Выбрать главу

Да, она обманщица, но она может быть лучшей формой отвлечения, которая у меня когда-либо была.

Глава 9

Анастасия

Моя маленькая бабочка.

Так он только что назвал меня, верно?

Моя грудь напрягается, а глаза увеличиваются в размерах, отчаянно пытаясь разглядеть его. В темноте я не могу его рассмотреть, но резкие черты его лица видны, как и блеск в его напряженных глазах.

Я зажата под тяжестью его тела и его огромных размеров. Я раздавлена и не могу дышать. А одеколон, который я искала в универмагах? Он душит меня сейчас, лишает мыслительного процесса и не дает думать дальше этого момента.

— Ты... у тебя моя подвеска с бабочкой?

— Почему ты так думаешь?

— Ты только что назвал меня маленькой бабочкой.

— Мог сделать это по любой причине.

— Но это было достаточно конкретно.

— Хм. Что ты собираешься предпринять, чтобы выяснить, у меня она или нет?

Его голос глубокий, темный бархат, который обвивается вокруг моей шеи.

— Я... — мои слова обрываются, когда его рука, лежавшая на моем бедре, скользит к внутренней стороне.

Я крепко сжимаю ноги, несмотря на покалывание, несмотря на то, что каждая нелогичная мысль в голове побуждает меня отпустить.

Но я не могу.

Не тогда, когда я чувствую пульсации тьмы, исходящей от него. Той самой тьмы, с которой я боролась до последнего, чтобы оставить все позади.

Думаю, я всегда чувствовала это в нем, даже в ту ночь в Джерси, но тогда это было нормально, потому что это было на одну ночь, и я по глупости размышляла, что больше его не увижу.

Я глупо думала, что просто сохраню его в своих воспоминаниях и все.

Но он здесь, и следует за мной, и это нехорошо.

Это очень страшно для судьбы Бабушки и моей судьбы.

Его пальцы зависают на вершине моих бедер, и, хотя он не пытается войти, он задерживается там, выжидая время.

— Что происходит? — в его тоне чувствуется легкая забава, граничащая с садизмом. — Вдруг почувствовала себя застенчивой?

— Это не... о...

Мои слова заканчиваются стоном, потому что он прижимает палец к моему клитору, и, хотя это происходит через брюки и нижнее белье, я чувствую, как пульсируют вены в моем сердцевине.

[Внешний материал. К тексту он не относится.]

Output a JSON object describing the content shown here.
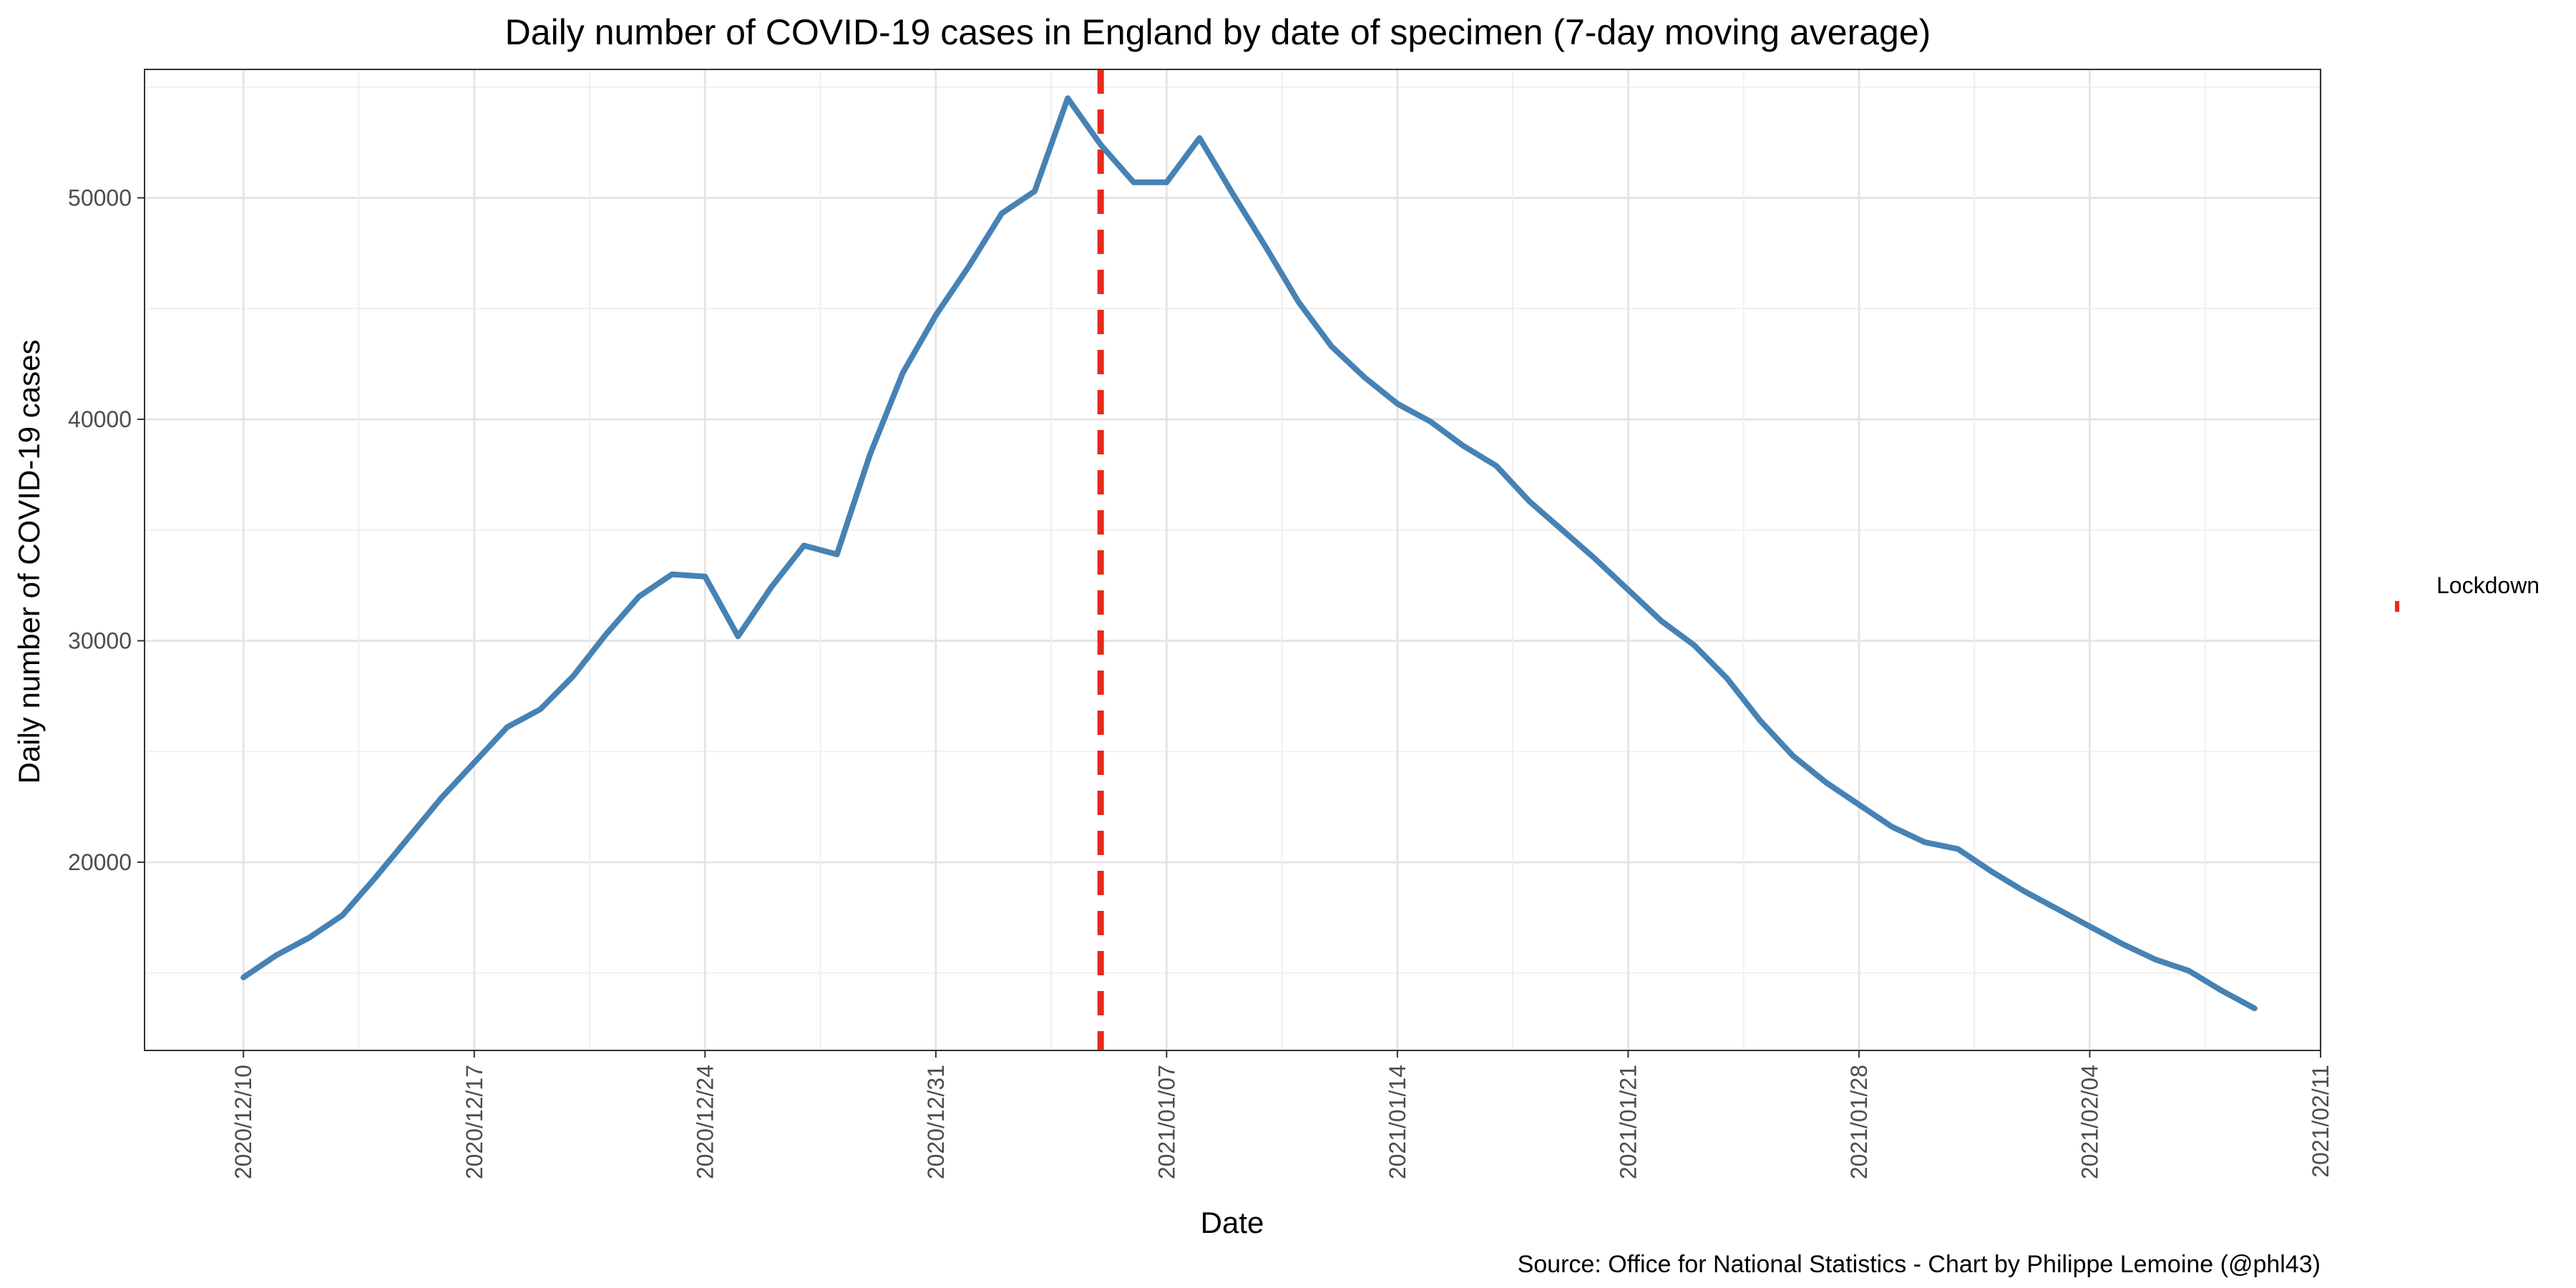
{
  "chart_data": {
    "type": "line",
    "title": "Daily number of COVID-19 cases in England by date of specimen (7-day moving average)",
    "xlabel": "Date",
    "ylabel": "Daily number of COVID-19 cases",
    "caption": "Source: Office for National Statistics - Chart by Philippe Lemoine (@phl43)",
    "x_type": "date",
    "xlim": [
      "2020-12-07",
      "2021-02-11"
    ],
    "ylim": [
      11500,
      55800
    ],
    "grid": true,
    "x_ticks": [
      {
        "date": "2020-12-10",
        "label": "2020/12/10"
      },
      {
        "date": "2020-12-17",
        "label": "2020/12/17"
      },
      {
        "date": "2020-12-24",
        "label": "2020/12/24"
      },
      {
        "date": "2020-12-31",
        "label": "2020/12/31"
      },
      {
        "date": "2021-01-07",
        "label": "2021/01/07"
      },
      {
        "date": "2021-01-14",
        "label": "2021/01/14"
      },
      {
        "date": "2021-01-21",
        "label": "2021/01/21"
      },
      {
        "date": "2021-01-28",
        "label": "2021/01/28"
      },
      {
        "date": "2021-02-04",
        "label": "2021/02/04"
      },
      {
        "date": "2021-02-11",
        "label": "2021/02/11"
      }
    ],
    "y_ticks": [
      {
        "value": 20000,
        "label": "20000"
      },
      {
        "value": 30000,
        "label": "30000"
      },
      {
        "value": 40000,
        "label": "40000"
      },
      {
        "value": 50000,
        "label": "50000"
      }
    ],
    "series": [
      {
        "color": "#4682b4",
        "start_date": "2020-12-10",
        "values": [
          14800,
          15800,
          16600,
          17600,
          19300,
          21100,
          22900,
          24500,
          26100,
          26900,
          28400,
          30300,
          32000,
          33000,
          32900,
          30200,
          32400,
          34300,
          33900,
          38400,
          42100,
          44700,
          46900,
          49300,
          50300,
          54500,
          52400,
          50700,
          50700,
          52700,
          50200,
          47800,
          45300,
          43300,
          41900,
          40700,
          39900,
          38800,
          37900,
          36300,
          35000,
          33700,
          32300,
          30900,
          29800,
          28300,
          26400,
          24800,
          23600,
          22600,
          21600,
          20900,
          20600,
          19600,
          18700,
          17900,
          17100,
          16300,
          15600,
          15100,
          14200,
          13400
        ]
      }
    ],
    "vline": {
      "date": "2021-01-05",
      "color": "#e8291b",
      "style": "dashed"
    },
    "legend": {
      "label": "Lockdown",
      "position": "right",
      "color": "#e8291b"
    }
  }
}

— Ты не должна этого делать. — он говорит напротив моего уха, его голос горячее и сексуальнее в низком диапазоне.

На секунду я так сосредотачиваюсь на этом, на его голосе и диапазоне, что на мгновение забываю, что здесь поставлено на карту. Мой мозг отключил все элементы окружающей среды, поэтому все, что я могу чувствовать, это его стройное тело, под чопорным костюмом которого скрыта татуировка воина.

Много мышц, которые я видела в тот день и сейчас ощущаю на фоне мягкости моего живота и груди.

Все во мне такое мягкое, а он такой твердый и большой, что заставляет меня чувствовать себя маленькой. Такой маленькой и ломающейся, но вместо того, чтобы испугаться, моя кожа загорается, и странный вид возбуждения распространяется внутри.

Но это неправильно, не так ли? Меня не должна возбуждать наша разница в размерах. Если уж на то пошло, я должна опасаться этого, должна думать о том, что поставлено на карту.

Как мой ноутбук.

Нокс должен был подойти так близко, чтобы нацелиться на мой ноутбук, который я держу обеими руками и в недосягаемости над головой.

Но он этого не делает.

Вместо этого он проводит языком по раковине моего уха, и я не могу сдержать вспышки удовольствия, которые волнами пробегают по моей чувствительной плоти.

Когда за этим следует его глубокий шепот, я нахожусь на грани чего-то настолько резкого, что у меня перехватывает дыхание.

— Ты не должна стесняться. В конце концов... — он двигает пальцами по моей киске, и я прикусываю язык, подавляя стон. — Я заставил эту киску кровоточить в первый раз.

Черт.

Почему он заставляет акт лишения меня девственности звучать так горячо? Так не должно быть, не тогда, когда я всегда считала это бременем, которое может быть использовано, чтобы выдать меня замуж за первого подходящего мужчину, которого найдет для меня моя семья. Не тогда, когда все, о чем я заботилась, это избавиться от нее. Но когда он произносит эти слова, все звучит еще более извращенно и совершенно ненормально.

— Раздвинь ноги.

Твердый, не подлежащий обсуждению приказ посылает взрыв искр внутри меня.

Ему не нужно раздвигать мои ноги пальцами, потому что они раздвигаются сами собой. Мой разум настроен на всю ту восхитительную авторитарность, которую я почувствовала той ночью, на ту капитуляцию, которую я испытала впервые в жизни.